On Avedon Portraits of Power (again)
"Avedon never made any pretence to objectivity; the notion of the dispassionate lens he wrote off as delusion. [. . .] Like a caricaturist, he thought that lies and cruelty settled like a crust on the physiognomy. All he had to do was to supply a lit exposure of the particular features in which moral intelligence or its absence had been inscribed." ~ Simon Schama
"I try to allow the people really - if that's possible - to photograph themselves." ~ Richard AvedonAvedon's portraits, of course, prompt us to think about the sorts of encounter - actually, of interaction, "encounter" makes it seem too passive on both sides - between photographer and subject. I've commented on this topic here (you can find a link to Schama's essay there too).

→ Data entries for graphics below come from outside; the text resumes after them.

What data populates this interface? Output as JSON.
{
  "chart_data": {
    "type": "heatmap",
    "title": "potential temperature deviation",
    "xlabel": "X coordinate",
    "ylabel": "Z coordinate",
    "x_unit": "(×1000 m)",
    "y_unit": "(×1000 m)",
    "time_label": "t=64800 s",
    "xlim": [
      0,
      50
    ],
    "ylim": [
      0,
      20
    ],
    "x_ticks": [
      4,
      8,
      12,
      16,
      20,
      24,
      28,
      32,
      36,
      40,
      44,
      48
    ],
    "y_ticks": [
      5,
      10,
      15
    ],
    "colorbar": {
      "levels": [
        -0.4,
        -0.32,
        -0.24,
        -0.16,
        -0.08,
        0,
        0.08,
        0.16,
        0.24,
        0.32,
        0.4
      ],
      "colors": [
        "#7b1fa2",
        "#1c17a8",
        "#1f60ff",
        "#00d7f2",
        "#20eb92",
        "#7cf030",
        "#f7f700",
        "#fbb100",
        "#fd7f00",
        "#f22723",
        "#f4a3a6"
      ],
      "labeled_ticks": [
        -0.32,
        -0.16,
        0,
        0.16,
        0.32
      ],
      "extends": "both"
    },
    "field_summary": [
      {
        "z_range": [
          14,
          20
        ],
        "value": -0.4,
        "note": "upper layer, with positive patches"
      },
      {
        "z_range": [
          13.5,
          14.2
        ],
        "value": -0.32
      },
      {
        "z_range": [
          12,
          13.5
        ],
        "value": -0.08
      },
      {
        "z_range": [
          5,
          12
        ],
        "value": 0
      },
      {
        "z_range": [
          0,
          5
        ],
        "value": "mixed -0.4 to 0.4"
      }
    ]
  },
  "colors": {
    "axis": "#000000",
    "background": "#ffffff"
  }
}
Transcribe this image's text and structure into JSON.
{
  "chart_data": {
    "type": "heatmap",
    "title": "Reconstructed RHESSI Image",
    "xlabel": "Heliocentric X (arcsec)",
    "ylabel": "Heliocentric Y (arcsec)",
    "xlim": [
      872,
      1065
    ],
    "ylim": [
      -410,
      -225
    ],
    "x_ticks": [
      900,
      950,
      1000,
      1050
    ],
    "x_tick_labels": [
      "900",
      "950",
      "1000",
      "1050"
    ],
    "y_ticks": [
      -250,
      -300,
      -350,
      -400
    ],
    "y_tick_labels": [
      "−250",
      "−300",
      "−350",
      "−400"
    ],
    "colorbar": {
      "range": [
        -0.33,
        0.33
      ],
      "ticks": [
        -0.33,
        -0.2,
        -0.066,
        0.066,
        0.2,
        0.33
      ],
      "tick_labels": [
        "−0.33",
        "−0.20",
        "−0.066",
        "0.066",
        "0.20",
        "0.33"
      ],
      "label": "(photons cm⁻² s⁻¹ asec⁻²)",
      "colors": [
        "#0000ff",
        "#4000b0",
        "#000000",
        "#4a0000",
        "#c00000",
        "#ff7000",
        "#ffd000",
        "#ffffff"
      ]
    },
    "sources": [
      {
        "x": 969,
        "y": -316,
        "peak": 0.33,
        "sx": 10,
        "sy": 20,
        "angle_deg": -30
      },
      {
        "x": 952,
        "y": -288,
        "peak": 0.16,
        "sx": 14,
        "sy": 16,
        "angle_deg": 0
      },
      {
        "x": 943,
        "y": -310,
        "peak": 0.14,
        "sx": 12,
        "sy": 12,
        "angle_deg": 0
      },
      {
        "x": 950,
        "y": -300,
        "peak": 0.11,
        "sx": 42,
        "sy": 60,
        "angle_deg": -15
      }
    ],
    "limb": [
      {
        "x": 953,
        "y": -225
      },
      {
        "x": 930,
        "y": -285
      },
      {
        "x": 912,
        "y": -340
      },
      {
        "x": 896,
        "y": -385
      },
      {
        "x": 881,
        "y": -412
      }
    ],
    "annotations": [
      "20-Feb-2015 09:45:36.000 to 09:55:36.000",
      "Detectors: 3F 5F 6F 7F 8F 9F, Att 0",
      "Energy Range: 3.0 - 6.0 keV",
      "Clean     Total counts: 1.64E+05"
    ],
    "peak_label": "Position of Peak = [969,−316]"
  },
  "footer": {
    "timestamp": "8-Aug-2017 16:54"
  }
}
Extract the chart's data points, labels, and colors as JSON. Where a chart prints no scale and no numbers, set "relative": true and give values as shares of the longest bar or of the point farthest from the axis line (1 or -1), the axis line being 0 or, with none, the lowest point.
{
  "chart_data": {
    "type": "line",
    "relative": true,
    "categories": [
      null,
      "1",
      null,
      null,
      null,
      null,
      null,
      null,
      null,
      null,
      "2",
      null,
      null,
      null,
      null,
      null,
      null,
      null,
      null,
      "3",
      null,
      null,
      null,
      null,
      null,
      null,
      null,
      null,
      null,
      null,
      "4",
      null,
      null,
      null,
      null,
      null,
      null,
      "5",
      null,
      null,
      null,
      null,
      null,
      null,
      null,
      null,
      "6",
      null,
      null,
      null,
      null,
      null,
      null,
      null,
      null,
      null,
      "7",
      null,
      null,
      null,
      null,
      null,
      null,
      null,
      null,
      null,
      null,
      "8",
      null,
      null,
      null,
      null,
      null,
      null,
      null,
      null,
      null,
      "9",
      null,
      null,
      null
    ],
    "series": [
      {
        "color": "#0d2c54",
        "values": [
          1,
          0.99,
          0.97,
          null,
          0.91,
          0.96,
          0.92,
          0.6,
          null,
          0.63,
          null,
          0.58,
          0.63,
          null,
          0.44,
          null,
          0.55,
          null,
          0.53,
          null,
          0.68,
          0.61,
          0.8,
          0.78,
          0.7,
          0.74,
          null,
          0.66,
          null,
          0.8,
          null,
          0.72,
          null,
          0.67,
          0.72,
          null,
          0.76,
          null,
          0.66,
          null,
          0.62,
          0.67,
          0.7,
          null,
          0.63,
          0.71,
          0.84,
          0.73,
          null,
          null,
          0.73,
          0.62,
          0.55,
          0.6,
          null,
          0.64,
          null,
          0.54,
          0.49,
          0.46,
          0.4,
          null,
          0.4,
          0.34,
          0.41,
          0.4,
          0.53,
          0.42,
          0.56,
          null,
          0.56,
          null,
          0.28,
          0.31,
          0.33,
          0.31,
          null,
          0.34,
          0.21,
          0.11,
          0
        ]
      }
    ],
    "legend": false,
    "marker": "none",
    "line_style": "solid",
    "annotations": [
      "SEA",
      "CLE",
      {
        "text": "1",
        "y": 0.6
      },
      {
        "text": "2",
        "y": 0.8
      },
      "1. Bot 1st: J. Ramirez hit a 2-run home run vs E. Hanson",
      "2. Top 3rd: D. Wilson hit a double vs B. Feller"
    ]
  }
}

"The pose is a photographic dimension which goes beyond the intention of the photographer and suggests the independence, asserts even the very existence, of the subject. The pose is the key to catch the independent, socially ignored, unsaid unacknowledged i the photographic act." ~ Murat Nemet-Nejat (The Peripheral Space of Photography, Green Integer, 2003)
In looking at Portraits of Power one of the essays in the book - Frank Goodyear, III "A Brief Intense Intimacy: Avedon & His Subjects" - makes clear that Avedon hardly considered his studio (or any other location in which he made a portrait) neutral territory. He prepared - doing background reading, making sketches, and so forth. In other words, his lack of objectivity or neutrality - whatever that might mean - was studied. But, while preparation might give a photographer like Avedon an edge in his interactions with subjects, even Goodyear, cannot sustain the claim that the photographer managed or even tried to assert what he refers to as "ultimate control." Indeed, the essay makes clear that the relation between portraitist and subject is an interaction, often a contested one. This lead me back to some observation that photographer Jerry Thompson has made about the "struggle for control of the picture" - between photographer and subject - as his teacher Walker Evans made his famous 1936 portrait of Allie Mae Burroughs.
Thompson talks about how the way Evans set his camera so close to his subject prompted a response (discomfort? resistance?) from her, thereby inviting "a truth beyond his prediction or control." As I re-read this section of the book I realized that Thompson is talking about the uses of verisimilitude. But here he is helping us make sense of the sort of intimate interactions that Avedon had with those whose portraits he made. In those interactions there is a struggle for control.
This leads to a final connection I'd like to make, this time to the argument that Murat Nemet-Nejat makes in his terrific little book. He calls attention to the persistent "tension ... between pose as something imposed by the photographer on the subject and pose as something asserted, defined by the subject." He claims that insofar as it trades on the notion that the photographer ultimately is able to assert control of her subject through framing, composition, lighting, and so forth, the pretension of photography to the status of art falls flat. He goes so far as to suggest that in some instances photography is a medium of reflection in which the relationship between viewer and subject succeeds ore or less in "pushing the photographer aside." I want to take this idea up in another post. For now it is enough to refer you back to the comment from Avedon I've lifted above. Perhaps it is possible.
* Jerry L. Thompson. 2003. Truth & Photography: Notes on Looking and Photographing. Ian R. Dee, especially pages 36-45.